Math Teacher Help

Sounds like you agree with the recent “Rate Your Students” posting that they should “move their own rocks.”

in high school note taking may not be so important. the quantity of information isn’t so great that it can’t be included in a good text book in many cases. class can be a work through or alternate explanation of the text.

at the university and graduate level it becomes important in math and sciences. there is too much information with too much detail to go into a textbook. a calculus book can make statements of going from one equation to another is obvious (to them) and so not show it. or a chemical transition is really a multiple step pushing of electrons.

the teacher will give lots of detail and could fill 3 or 5 boards and start over. you do have to write fast, sometimes you get a teacher with chalk in the right hand and eraser in the left hand.

Sure, just tell me what to Google on that doesn’t return thousands of irrelevant hits.

Out of curiosity, I Googled “Harvard study note taking effectiveness”, and the first result was this document from the Harvard Bureau of Study Counsel on how to take effective notes. They offer a few other resources on note-taking, too.

Obviously, this is unrelated to the study you’re referring to, but I’d think that if Harvard researchers had found note-taking to be so ineffective, they wouldn’t be encouraging it.

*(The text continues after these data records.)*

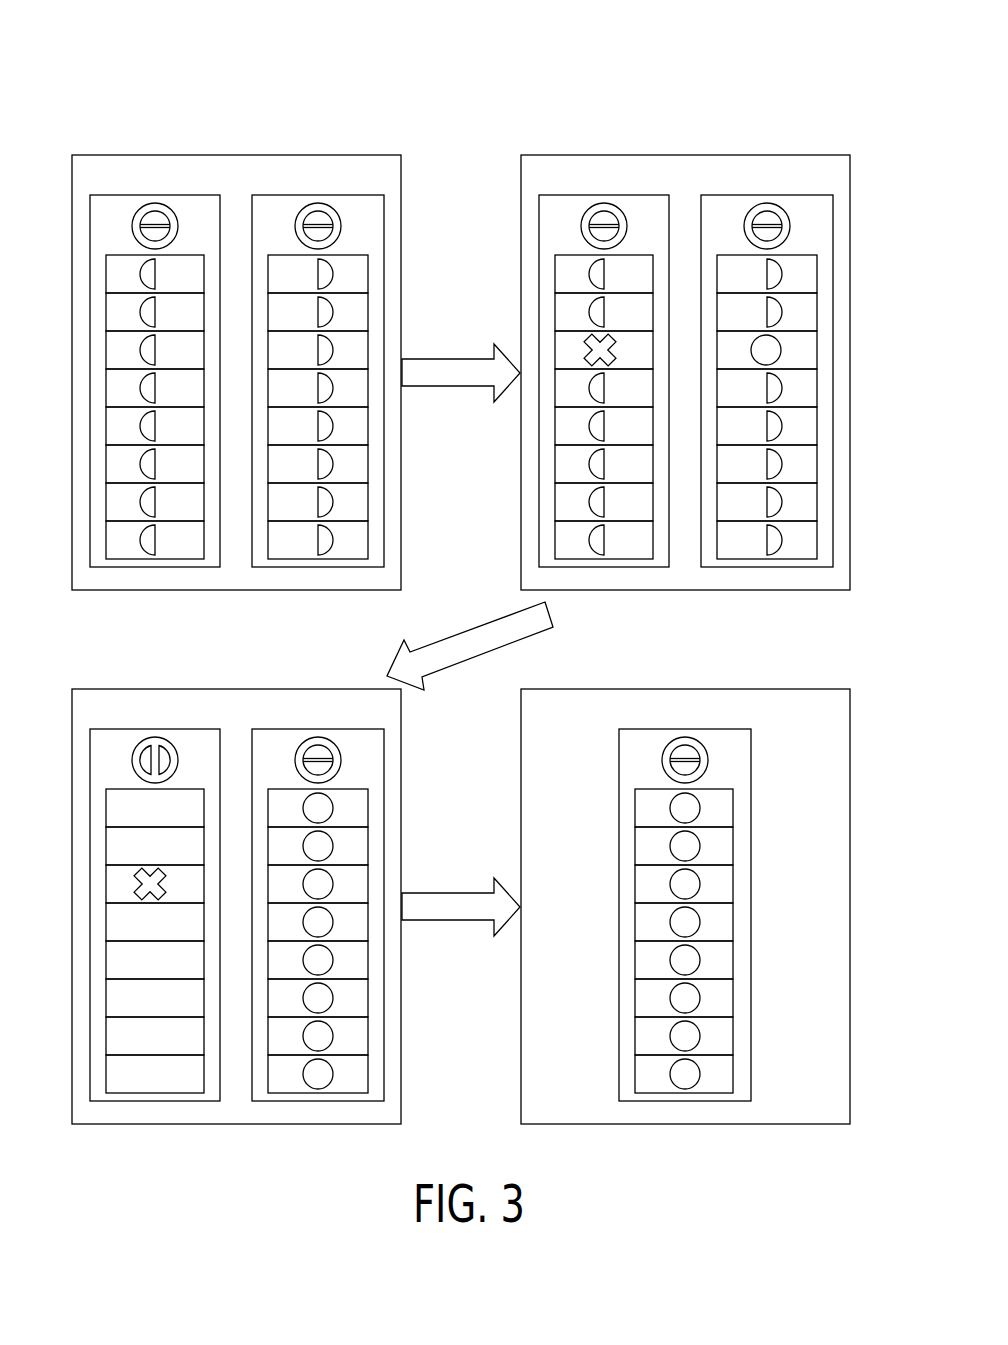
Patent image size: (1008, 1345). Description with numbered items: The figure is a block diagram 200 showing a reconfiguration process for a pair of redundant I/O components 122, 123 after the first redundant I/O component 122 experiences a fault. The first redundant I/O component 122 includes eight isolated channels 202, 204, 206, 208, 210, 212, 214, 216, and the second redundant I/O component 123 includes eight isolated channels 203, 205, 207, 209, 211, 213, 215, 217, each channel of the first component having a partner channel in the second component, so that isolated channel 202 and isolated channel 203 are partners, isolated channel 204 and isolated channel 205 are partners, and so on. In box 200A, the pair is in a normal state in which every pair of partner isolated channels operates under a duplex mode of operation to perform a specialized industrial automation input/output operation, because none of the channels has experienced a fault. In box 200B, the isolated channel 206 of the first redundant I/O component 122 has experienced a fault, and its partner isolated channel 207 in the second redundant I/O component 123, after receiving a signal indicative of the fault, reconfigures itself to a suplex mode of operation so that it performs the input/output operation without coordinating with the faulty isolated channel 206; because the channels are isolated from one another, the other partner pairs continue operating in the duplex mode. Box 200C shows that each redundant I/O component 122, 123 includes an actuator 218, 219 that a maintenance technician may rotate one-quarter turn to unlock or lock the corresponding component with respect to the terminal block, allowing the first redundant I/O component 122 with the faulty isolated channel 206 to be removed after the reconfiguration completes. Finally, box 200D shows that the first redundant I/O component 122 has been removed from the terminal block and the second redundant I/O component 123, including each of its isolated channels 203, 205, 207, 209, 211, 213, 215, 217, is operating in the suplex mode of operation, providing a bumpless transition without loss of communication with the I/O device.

The block diagram 200 is at (86, 109).
The box 200A is at (237, 148).
The box 200B is at (686, 148).
The box 200C is at (237, 682).
The box 200D is at (688, 682).
The first redundant I/O component 122 is at (155, 195).
The second redundant I/O component 123 is at (319, 195).
The isolated channel 202 is at (127, 274).
The isolated channel 203 is at (353, 271).
The isolated channel 204 is at (127, 312).
The isolated channel 205 is at (353, 309).
The isolated channel 206 is at (127, 350).
The isolated channel 207 is at (353, 347).
The isolated channel 208 is at (127, 388).
The isolated channel 209 is at (353, 391).
The isolated channel 210 is at (127, 426).
The isolated channel 211 is at (353, 429).
The isolated channel 212 is at (127, 464).
The isolated channel 213 is at (353, 467).
The isolated channel 214 is at (127, 502).
The isolated channel 215 is at (353, 505).
The isolated channel 216 is at (127, 540).
The isolated channel 217 is at (353, 543).
The actuator 218 is at (134, 759).
The actuator 219 is at (341, 757).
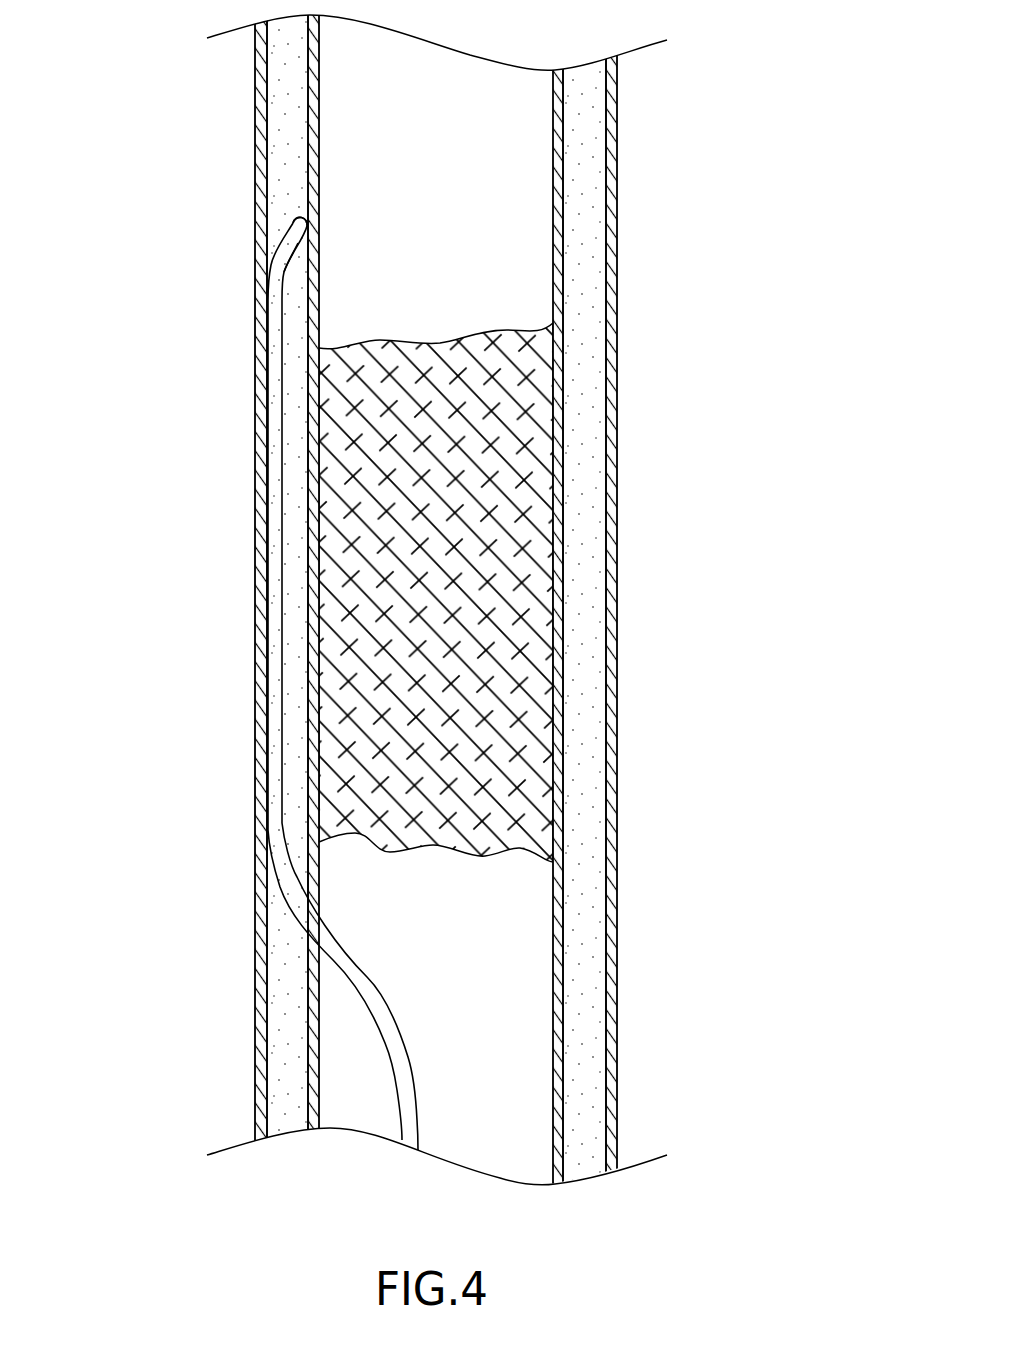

They do note that the student should not just try to copy down everything the teacher says, which certainly could prevent them from hearing the lecture, but rather listen for and write down key points and crucial information. I know this is true for me personally: if I try to write down everything the instructor says, I retain very little. But I do far better with taking copious notes on key concepts than just listening and trying to remember everything that was said. In fact, I find the act of writing things down helps me remember them. I have tested this on occasion, unfortunately, when I forgot to bring notepaper or pens to class. I can totally get behind encouraging students to listen and understand vs. transcribe, but saying they shouldn’t take any notes ever just seems a little nutty.

Teach the course that you are supposed to teach. Give out the grades that are earned by the students.

That’s really all you can do.

I don’t see this at all. A teacher’s job is to teach. If the students aren’t learning, then she isn’t teaching. So, if she wants to remain a teacher, the one thing she can’t* do is continue doing the same thing.

*I assume you are using can in the moral sense. Otherwise it makes no sense. Why would she even be considering this if she had rules to the contrary?

@RancidYakButterTeaParty: WTF!! You don’t grade homework even for completion, but then you try to force the kids to do it anyway? Do you honestly not understand the point of not requiring homework? It’s to let the students decide what they do and don’t need to do. The kid who actually learned what they were supposed to don’t need to do the 30-odd problems. And if you didn’t get it at all, you’re going to mess up on all of them, and learn absolutely nothing.

In fourth grade I had a teacher who made such a big deal about proper handwriting, that I never had time to get my work done. I stayed in from recess all the time to try and finish it. I never did, and my grades showed it. In comparison, I remember my high school calculus class. I never did any of the homework, yet I made the highest grade on every test. In fact, I am the only person who got college credit for the class.

Anyways, I have enough of a problem as it is that recess is being shortened and homework is being increased, so that kids have no time to be kids, using play to learn how to cope in society. Give me a teacher that does both at once, while pretending to be progressive by not grading it, and my kid would not be staying in your class.

head explodes
pulls head back together

Do they at least get feedback on where they made mistakes?

I have read through your replies and implemented a bunch of new strategies since I first posted. I will post a bit later today to update.